= Julyan Sinclair =

Scottish television producer and presenter

Julyan Sinclair is an Orcadian television and radio presenter. He won a BAFTA in 2002 for "Best New Television Presenter" for his work on various Scottish Television arts and entertainment programmes.

==Television career==
He has previously hosted Scotsport, along with Jim Delahunt and Sarah O, on STV. Both Sinclair and Sarah O'Flaherty left the programme in 2006, with Jim Delahunt leaving shortly after.
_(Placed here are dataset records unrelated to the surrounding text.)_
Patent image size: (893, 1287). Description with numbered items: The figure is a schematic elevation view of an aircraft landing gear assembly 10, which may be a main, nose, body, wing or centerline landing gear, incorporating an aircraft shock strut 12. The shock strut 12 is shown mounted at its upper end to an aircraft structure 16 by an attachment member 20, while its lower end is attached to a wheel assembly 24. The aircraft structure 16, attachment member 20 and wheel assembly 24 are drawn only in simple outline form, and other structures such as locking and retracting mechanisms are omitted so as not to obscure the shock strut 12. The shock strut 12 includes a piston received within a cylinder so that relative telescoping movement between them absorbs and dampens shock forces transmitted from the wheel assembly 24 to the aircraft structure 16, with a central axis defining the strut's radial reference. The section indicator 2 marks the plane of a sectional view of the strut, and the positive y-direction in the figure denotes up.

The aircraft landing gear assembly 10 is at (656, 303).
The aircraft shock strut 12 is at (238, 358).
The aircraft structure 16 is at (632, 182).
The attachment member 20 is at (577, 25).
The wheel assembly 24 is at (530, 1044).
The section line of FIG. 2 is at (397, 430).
For the past 15 years Sinclair has focussed on behind the camera work, and has been nominated for Scottish BAFTAs for his directing, series producing, and camerawork, and is Series Producer on the Channel 4 show Location, Location, Location.
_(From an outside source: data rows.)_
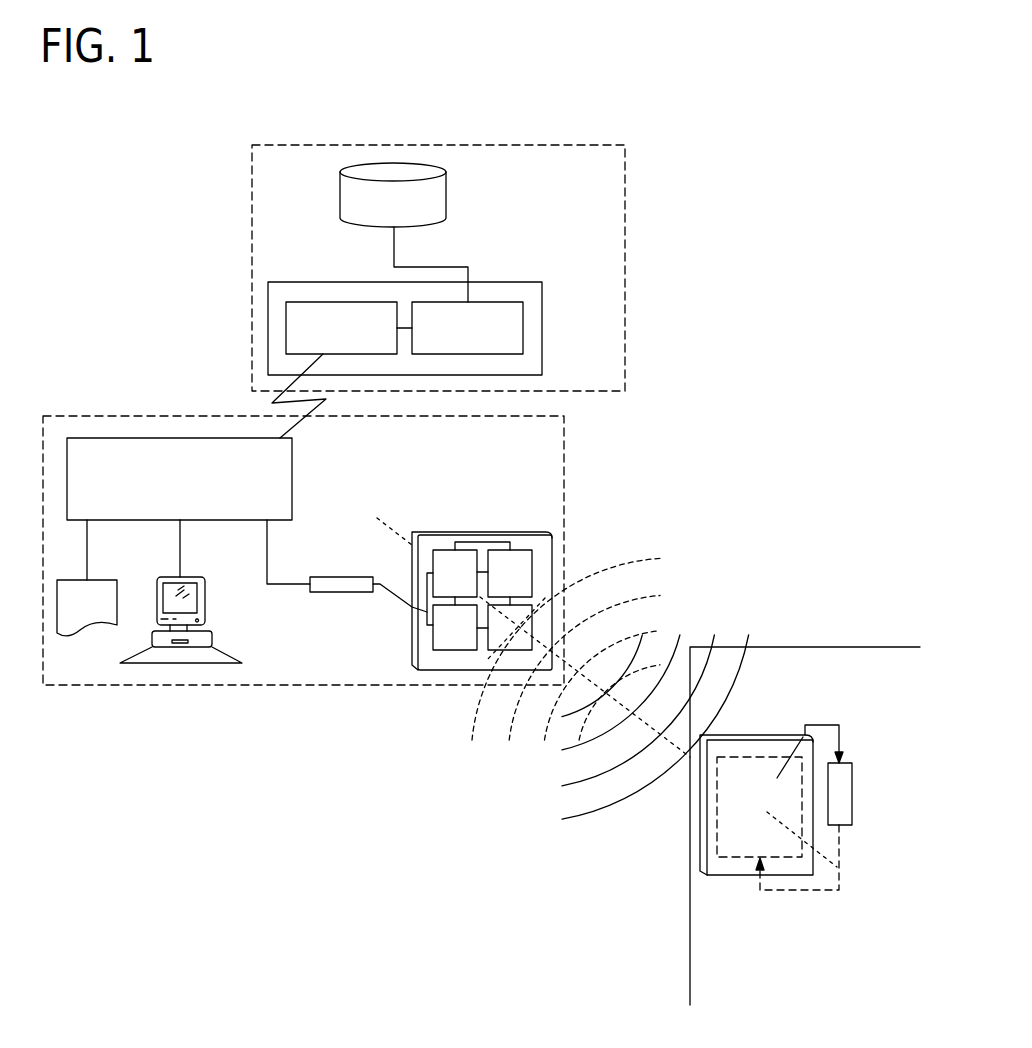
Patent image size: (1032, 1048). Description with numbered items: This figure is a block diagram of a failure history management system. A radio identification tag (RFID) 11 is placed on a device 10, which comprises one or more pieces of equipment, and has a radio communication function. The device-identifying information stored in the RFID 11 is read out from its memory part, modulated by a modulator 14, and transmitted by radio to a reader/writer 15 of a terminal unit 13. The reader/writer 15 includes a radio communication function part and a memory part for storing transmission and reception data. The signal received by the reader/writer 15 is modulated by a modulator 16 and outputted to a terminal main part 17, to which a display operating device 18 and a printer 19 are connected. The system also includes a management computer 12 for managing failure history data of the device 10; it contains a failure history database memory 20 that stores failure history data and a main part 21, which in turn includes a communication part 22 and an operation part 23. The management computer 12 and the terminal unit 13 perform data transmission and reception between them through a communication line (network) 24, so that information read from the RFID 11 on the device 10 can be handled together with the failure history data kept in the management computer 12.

The device 10 is at (820, 647).
The radio identification tag (RFID) 11 is at (758, 737).
The management computer 12 is at (625, 285).
The terminal unit 13 is at (565, 442).
The modulator 14 is at (852, 778).
The reader/writer 15 is at (501, 532).
The modulator 16 is at (341, 593).
The terminal main part 17 is at (292, 472).
The display operating device 18 is at (205, 604).
The printer 19 is at (100, 579).
The failure history database memory 20 is at (447, 190).
The main part 21 is at (543, 357).
The communication part 22 is at (286, 324).
The operation part 23 is at (523, 327).
The communication line (network) 24 is at (284, 386).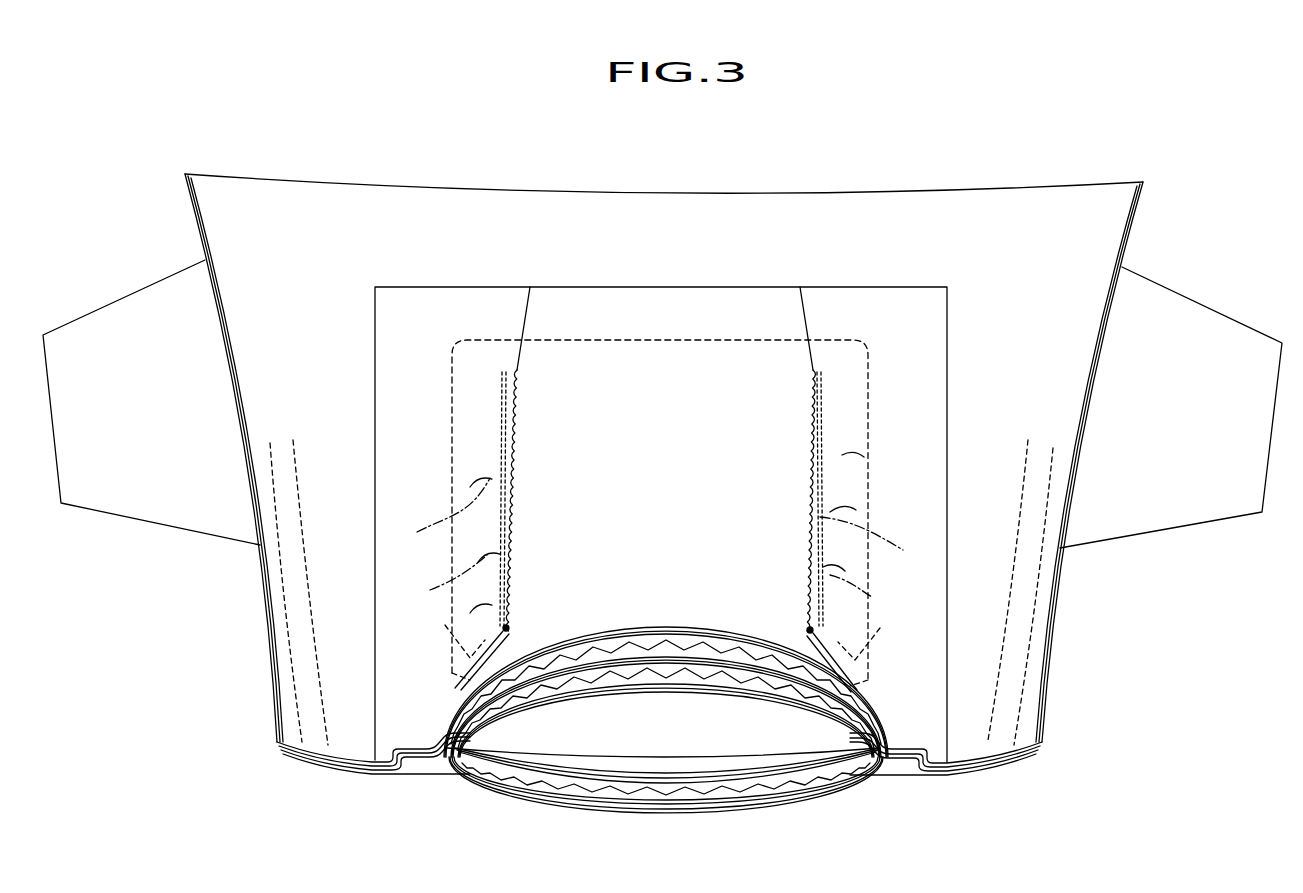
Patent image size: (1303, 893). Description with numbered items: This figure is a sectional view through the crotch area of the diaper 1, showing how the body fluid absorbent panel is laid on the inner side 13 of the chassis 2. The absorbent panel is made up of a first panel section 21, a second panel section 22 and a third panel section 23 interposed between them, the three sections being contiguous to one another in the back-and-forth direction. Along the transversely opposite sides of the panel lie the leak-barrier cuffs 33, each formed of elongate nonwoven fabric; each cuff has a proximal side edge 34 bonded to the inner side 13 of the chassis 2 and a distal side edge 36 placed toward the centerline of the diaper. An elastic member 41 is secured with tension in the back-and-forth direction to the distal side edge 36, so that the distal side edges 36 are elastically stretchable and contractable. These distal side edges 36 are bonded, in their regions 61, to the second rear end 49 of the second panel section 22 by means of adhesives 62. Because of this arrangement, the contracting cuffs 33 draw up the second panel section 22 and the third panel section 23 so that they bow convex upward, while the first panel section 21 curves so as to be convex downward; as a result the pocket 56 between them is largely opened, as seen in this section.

The diaper 1 is at (910, 135).
The chassis 2 is at (1005, 185).
The inner side 13 is at (1093, 227).
The first panel section 21 is at (598, 777).
The second panel section 22 is at (560, 638).
The third panel section 23 is at (538, 712).
The leak-barrier cuffs 33 is at (513, 420).
The proximal side edge 34 is at (935, 625).
The distal side edge 36 is at (490, 515).
The elastic member 41 is at (808, 630).
The second rear end 49 is at (670, 614).
The pocket 56 is at (685, 745).
The regions 61 is at (452, 630).
The adhesives 62 is at (463, 668).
Julyan has appeared as a guest presenter on STV's daily lifestyle show The Hour on a few occasions, alongside main anchor Michelle McManus since November 2009.

==Radio==
Sinclair was an overseas correspondent for US and Australian radio stations, having spent a year in the US working for a radio station, and being employed at Triple J (the Australian version of the UK's Radio 1) during his time down under.

Sinclair hosted the XFM Scotland breakfast show until 7 November 2008 when XFM Scotland was renamed Galaxy Scotland.

==Writing==
Sinclair also writes for tabloids and broadsheets.